Have her throw with the right hand, and hold the left needle under her arm, or in a sheath. The left needle will act like a stationary pin, and the right hand will act like a bobbin. It's one of the fastest methods, once you get the hang of it. Also, this way, she can keep the tension with the right hand. Too bad you aren't close, I'd be happy to teach her.
I don't actually wrap yarn around my fingers at all, it just sort of drapes, so ostensibly if she has a sheathe as mentioned above she could knit fine. Mind you my gauge is rather loose but aside from that I have no problems. Though I do knit continental having discovered the joys of two needles after first learning to crochet.
I've heard of both methods where the knitter, using long needles, holds the left needle under their arm. Also heard of knitter who use knitting sheaths or belts.
I googled one-handed knitting and in a quick look found a specialized clamp made specifically for persons who are one-handed. The product was recomended for knitting and other such needle/hand crafts. You might want to check that out, as well as gogling the other topics suggested.

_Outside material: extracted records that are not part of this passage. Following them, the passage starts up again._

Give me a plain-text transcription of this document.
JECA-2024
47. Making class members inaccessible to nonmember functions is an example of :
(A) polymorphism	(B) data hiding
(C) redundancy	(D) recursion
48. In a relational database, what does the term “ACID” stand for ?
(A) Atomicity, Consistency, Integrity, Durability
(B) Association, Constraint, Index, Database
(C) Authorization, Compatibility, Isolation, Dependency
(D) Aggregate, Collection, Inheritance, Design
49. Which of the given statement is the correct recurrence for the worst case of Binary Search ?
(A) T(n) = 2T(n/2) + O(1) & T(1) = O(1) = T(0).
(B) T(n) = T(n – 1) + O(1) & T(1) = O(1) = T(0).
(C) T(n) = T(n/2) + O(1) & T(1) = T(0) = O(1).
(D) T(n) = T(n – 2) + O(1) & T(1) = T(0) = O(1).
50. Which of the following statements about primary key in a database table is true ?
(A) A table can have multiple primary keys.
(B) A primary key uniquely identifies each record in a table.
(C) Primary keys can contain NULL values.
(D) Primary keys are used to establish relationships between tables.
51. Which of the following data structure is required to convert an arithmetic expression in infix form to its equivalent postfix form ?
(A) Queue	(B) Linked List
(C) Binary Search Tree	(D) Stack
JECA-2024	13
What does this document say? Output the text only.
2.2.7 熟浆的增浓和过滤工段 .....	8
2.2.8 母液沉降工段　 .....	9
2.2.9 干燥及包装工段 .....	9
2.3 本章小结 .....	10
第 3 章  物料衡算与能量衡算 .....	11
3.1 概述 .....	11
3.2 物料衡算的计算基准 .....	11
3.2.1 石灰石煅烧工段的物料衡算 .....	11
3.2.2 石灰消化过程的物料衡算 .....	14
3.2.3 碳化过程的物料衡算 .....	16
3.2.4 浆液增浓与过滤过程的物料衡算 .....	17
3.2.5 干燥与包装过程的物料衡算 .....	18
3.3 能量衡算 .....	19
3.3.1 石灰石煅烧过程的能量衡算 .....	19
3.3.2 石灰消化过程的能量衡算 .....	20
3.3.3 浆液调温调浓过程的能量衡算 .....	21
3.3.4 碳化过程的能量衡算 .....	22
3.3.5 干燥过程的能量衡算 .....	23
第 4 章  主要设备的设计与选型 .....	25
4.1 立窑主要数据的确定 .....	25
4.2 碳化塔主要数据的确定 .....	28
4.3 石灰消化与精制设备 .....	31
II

I have a good friend who knits, and she has only one hand. She holds the left needle under her armpit and knits. That may be an option for the person you are teaching. Get her a set of long Brittany's (cause they are light), and get her addicted. :)
There is a tradition in certain areas (particularly the Yorkshire Dales), of using a "knitting sheath" - a wooden or metal piece which tucks into the belt or under the arm to hold one needle still while the other one works. Looking at examples on Ebay and other sites (just google "knitting sheath") it looks like it would be easy to mock one up. I've heard that there are some specific techniques that are used to work this way, but I haven't seen a manual that explains it. It's supposed to be great for speed. It seems to me that it would be more similar to a Continental style, but maybe that's just because I have trouble visualizing in English style.
The folks we saw knitting in Peru, carried their yarn around their necks for tension rather than wrapping it through the fingers. That might be another helpful adaptation - the left hand carries the tension in Continental. If you're used to working English, then of course it'll go in the right hand, but it seems like with the right hand carrying yarn, throwing, and manipulating stitches, it might be too much going on at once.
One of the guys who comes to classes at my LYS knits that way. He runs the yarn around his neck for tension. He was tuaght to knit that way by his grandmother. He gets quite a few odd looks the first time people see him knit that way.